Snap Crackle Pungency

I’ve been allowed to catch the first six episodes of The People vs. O.J. Simpson, the ten-part “American Crime Story” miniseries (exec produced by HE pallies Scott Alexander and Larry Karaszewski and directed/co-produced by Ryan Murphy) that FX will launch on Tuesday, February 2nd. It’s way too early to comment but I can at least say the show is very, very good — “epic”, engrossing, smartly written, expert performances up and down, well handled in nearly every respect. It plunges you right back into that tragedy, right back into that media storm and all the “dream team” bullshit and the prosecutors who didn’t understand how to play the game like crafty Johnny Cochran did. (I wonder how Simpson trial juror Brenda “Moron” is faring these days.)


(l.) Author and Vanity Fair reporter Dominick Dunne, who covered the O.J. Simpson criminal trial from late ’94 to late ’95; (r.) Robert Morse as Dunne in The People vs. O.J. Simpson, a ten-part FX “American Crime Story” saga debuting on 2.2.16.

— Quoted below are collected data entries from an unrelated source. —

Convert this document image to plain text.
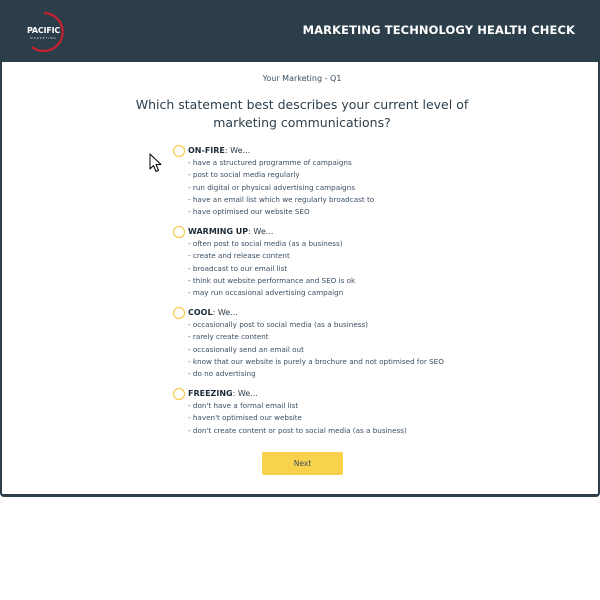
PACIFIC
MARKETING
MARKETING TECHNOLOGY HEALTH CHECK
Your Marketing - Q1
Which statement best describes your current level of marketing communications?
ON-FIRE: We...
- have a structured programme of campaigns
- post to social media regularly
- run digital or physical advertising campaigns
- have an email list which we regularly broadcast to
- have optimised our website SEO
WARMING UP: We...
- often post to social media (as a business)
- create and release content
- broadcast to our email list
- think out website performance and SEO is ok
- may run occasional advertising campaign
COOL: We...
- occasionally post to social media (as a business)
- rarely create content
- occasionally send an email out
- know that our website is purely a brochure and not optimised for SEO
- do no advertising
FREEZING: We...
- don't have a formal email list
- haven't optimised our website
- don't create content or post to social media (as a business)
Next
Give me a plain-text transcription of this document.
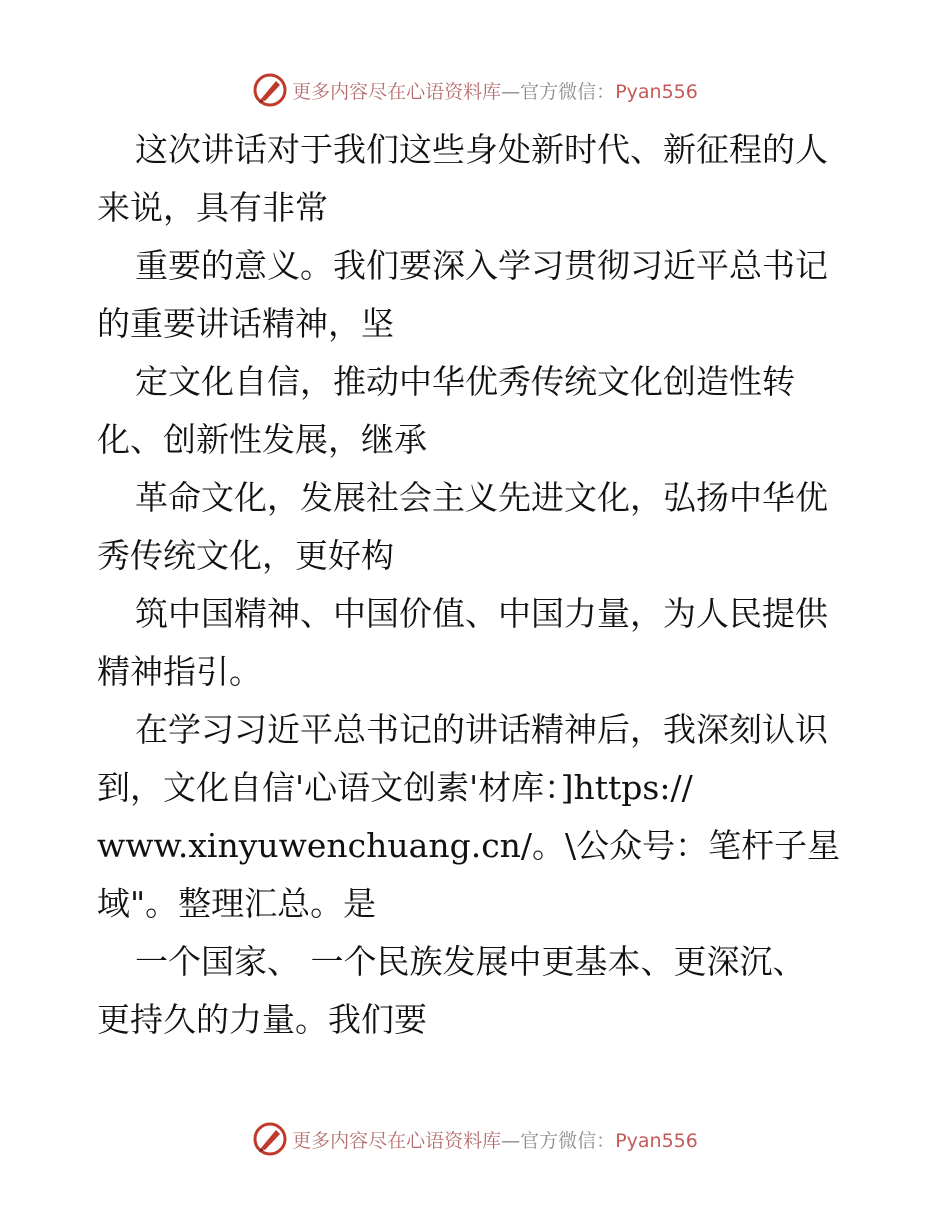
更多内容尽在心语资料库—官方微信：Pyan556

这次讲话对于我们这些身处新时代、新征程的人
来说，具有非常

重要的意义。我们要深入学习贯彻习近平总书记
的重要讲话精神，坚

定文化自信，推动中华优秀传统文化创造性转
化、创新性发展，继承

革命文化，发展社会主义先进文化，弘扬中华优
秀传统文化，更好构

筑中国精神、中国价值、中国力量，为人民提供
精神指引。

在学习习近平总书记的讲话精神后，我深刻认识
到，文化自信'心语文创素'材库：]https://
www.xinyuwenchuang.cn/。\公众号：笔杆子星
域"。整理汇总。是

一个国家、 一个民族发展中更基本、更深沉、
更持久的力量。我们要

更多内容尽在心语资料库—官方微信：Pyan556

One of the many performances I was highly impressed by was that of Mad Men‘s Robert Morse as author and investigative journalist Dominick Dunne, who covered the Simpson trial for Vanity Fair from late ’94 to late ’95. (For whatever reason Morse’s credit isn’t on his own or the show’s Wikipedia/IMDB pages.) But my brain did an odd thing after first spotting him in…whatever, episode #4 or #5. My first thought was “hey, is that Bob Morse?” but then I said to myself, “But of course it’s not because Morse died a year or two ago.” Not. Somehow my lulled and lullaby-ed self had drifted into a notion that Morse himself had passed because his last scene on Mad Men, that last musical number that Don Draper sees and hears in his head, felt so complete and poignant.

Accomodation

“There you are, somewhere near the Missouri River, on a freezing day. You’ve got no place to stay so what do you do? You check into a horse. If you’re Hugh Glass (Leonardo DiCaprio), the hero of The Revenant, that is your preferred method, and it’s hard to quarrel with, though it can’t be much fun for the horse. You slit open the belly, tug out the guts, strip naked, crawl inside, read a little light fiction for a while, and nod off.” — from Anthony Lane‘s New Yorker review, in the 1.4.16 edition.